If a primary source is unreachable, the script falls back to a bundled list so the build still succeeds.
## Generated files
| Platform | File | Format |
|----------|------|--------|
| Nginx | `bots.conf` | `map $http_user_agent $bad_bot` |
| Apache | `bots.conf` | ModSecurity `SecRule` directives |
| Traefik | `bots.toml` | Middleware regex replacements |
| HAProxy | `bots.acl` | One regex per line, loadable with `-f` |
## Nginx
```nginx
# In the http block:
include /etc/nginx/waf_patterns/nginx/bots.conf;
# In any server block you want to protect:
server {
if ($bad_bot) { return 403; }
}
```
The map looks like:
```nginx
map $http_user_agent $bad_bot {
default 0;
"~*AhrefsBot" 1;
"~*SemrushBot" 1;
"~*MJ12bot" 1;
"~*GPTBot" 1;
# …
}
```
## Apache
```apache
SecRule REQUEST_HEADERS:User-Agent "@rx AhrefsBot" \
"id:200001,phase:1,deny,status:403,msg:'Bad Bot Blocked'"
```
Include the file globally or per VirtualHost:
```apache
Include /etc/apache2/waf_patterns/apache/bots.conf
```
## HAProxy
```haproxy
acl bad_bot hdr(User-Agent) -m reg -i -f /etc/haproxy/bots.acl
http-request deny deny_status 403 if bad_bot
```
## Traefik
```toml
[http.middlewares.bot-blocker]
# populated automatically by bots.toml
```
Reference `bot-blocker@file` from the routers you want to protect.
## What gets blocked
The default list groups User-Agent patterns into four broad categories.
### SEO and marketing crawlers
Aggressive site indexers that are usually unwelcome on production traffic:
- AhrefsBot
- SemrushBot
- MJ12bot
- DotBot
- BLEXBot
### AI training crawlers
Most are documented at [ai.robots.txt](https://github.com/ai-robots-txt/ai.robots.txt):
- GPTBot, ChatGPT-User
- ClaudeBot, Anthropic-AI
- Google-Extended
- CCBot, Bytespider, PerplexityBot
### General scrapers
- DataForSeoBot
- PetalBot
- Bytespider
### Malicious scanners
Public vulnerability scanners and spam bots that have no legitimate reason to crawl your origin.

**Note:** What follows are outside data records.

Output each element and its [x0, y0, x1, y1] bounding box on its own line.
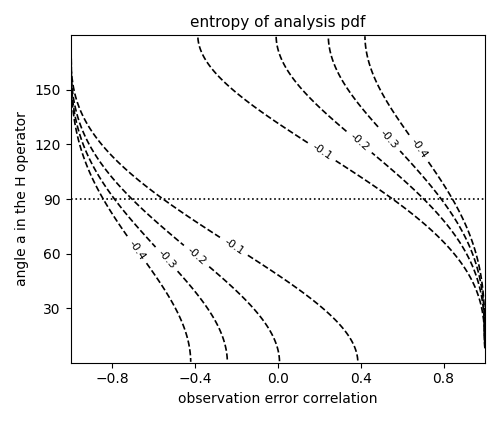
Text: -0.2: -0.2 [185, 245, 208, 267]
Text: -0.1: -0.1 [310, 141, 334, 162]
Title: entropy of analysis pdf: entropy of analysis pdf [190, 15, 366, 30]
Y-axis label: angle a in the H operator: angle a in the H operator [15, 112, 29, 286]
Text: -0.2: -0.2 [348, 131, 370, 153]
Text: -0.1: -0.1 [222, 236, 246, 256]
Text: -0.4: -0.4 [127, 238, 148, 262]
Text: -0.3: -0.3 [156, 248, 178, 271]
Text: -0.4: -0.4 [408, 136, 429, 160]
Text: -0.3: -0.3 [378, 128, 400, 150]
X-axis label: observation error correlation: observation error correlation [178, 392, 378, 406]
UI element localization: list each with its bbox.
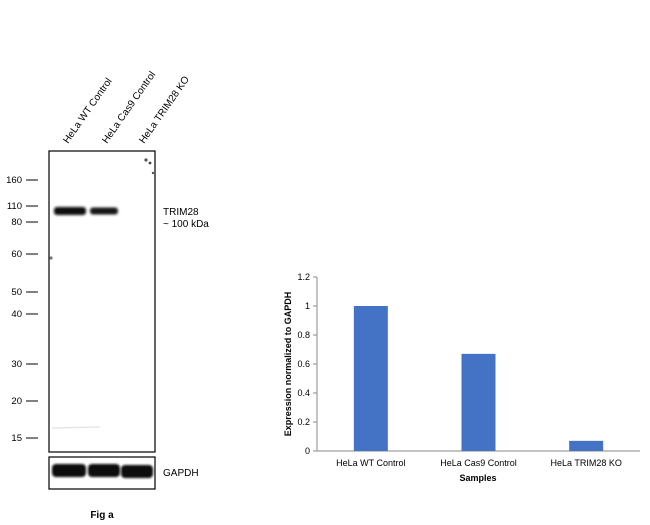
mw-markers: 160 110 80 60 50 40 30 20 15 [6, 175, 38, 444]
bar [353, 306, 388, 451]
y-tick-label: 0.2 [297, 417, 310, 427]
marker-label: 110 [7, 201, 22, 212]
gapdh-band-3 [121, 465, 153, 478]
x-axis-title: Samples [459, 473, 496, 483]
bars [353, 306, 604, 451]
y-tick-label: 0.6 [297, 359, 310, 369]
marker-label: 50 [11, 287, 22, 298]
x-tick-label: HeLa Cas9 Control [440, 458, 517, 468]
figure-caption: Fig a [90, 510, 114, 521]
bar [569, 440, 604, 451]
band-lane-1 [54, 207, 86, 215]
marker-label: 160 [6, 175, 22, 186]
marker-label: 15 [11, 433, 22, 444]
y-tick-label: 0.8 [297, 330, 310, 340]
x-tick-label: HeLa WT Control [336, 458, 405, 468]
trim28-bands [54, 207, 118, 215]
target-label: TRIM28 [163, 207, 199, 218]
marker-label: 60 [11, 249, 22, 260]
band-lane-2 [90, 207, 118, 215]
marker-label: 40 [11, 309, 22, 320]
marker-label: 80 [11, 217, 22, 228]
y-tick-label: 1.2 [297, 272, 310, 282]
gapdh-band-1 [52, 464, 86, 477]
y-tick-label: 1 [305, 301, 310, 311]
loading-label: GAPDH [163, 468, 199, 479]
x-tick-label: HeLa TRIM28 KO [550, 458, 621, 468]
y-tick-label: 0.4 [297, 388, 310, 398]
blot-membrane [48, 150, 156, 453]
x-ticks: HeLa WT Control HeLa Cas9 Control HeLa TRI… [336, 458, 622, 468]
gapdh-band-2 [88, 464, 120, 477]
y-tick-label: 0 [305, 446, 310, 456]
bar [461, 353, 496, 451]
y-ticks: 0 0.2 0.4 0.6 0.8 1 1.2 [297, 272, 317, 456]
western-blot: HeLa WT Control HeLa Cas9 Control HeLa T… [6, 70, 209, 521]
y-axis-title: Expression normalized to GAPDH [283, 292, 293, 437]
marker-label: 20 [11, 396, 22, 407]
gapdh-bands [52, 464, 153, 478]
target-size: ~ 100 kDa [163, 219, 209, 230]
bar-chart: 0 0.2 0.4 0.6 0.8 1 1.2 HeLa WT Control HeLa Ca… [283, 272, 640, 483]
membrane-artifacts [49, 158, 155, 429]
marker-label: 30 [11, 359, 22, 370]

::: tip Search engines are not blocked
Major search engines (Googlebot, Bingbot, DuckDuckBot, Baiduspider, YandexBot) are **not** included in the default block list &mdash; blocking them harms SEO.
:::
## Customization
### Add your own pattern
```nginx
# Append in bots.conf
"~*MyCustomBot" 1;
```
```apache
SecRule REQUEST_HEADERS:User-Agent "@rx MyCustomBot" \
"id:200999,phase:1,deny,status:403"
```
### Whitelist a bot
For Nginx, override the match before the catch-all:
```nginx
map $http_user_agent $bad_bot {
default 0;
"~*Googlebot" 0; # explicit allow
"~*AhrefsBot" 1;
}
```
### Allow bots inside a path
```nginx
location /public-api/ {
# bypass the bot rule for this path
proxy_pass http://upstream;
}
location / {
if ($bad_bot) { return 403; }
proxy_pass http://upstream;
}
```
## Regenerating manually
```bash
python badbots.py
```
The generated files end up in `waf_patterns/<platform>/`.
## Monitoring
Track which patterns actually fire in your traffic:
```bash
# Top 20 user agents that hit a 403
awk '$9 == 403 {print $12}' /var/log/nginx/access.log \
| sort | uniq -c | sort -rn | head -20
```
If you see legitimate traffic in the list, add it to a whitelist and re-include `bots.conf` after your override.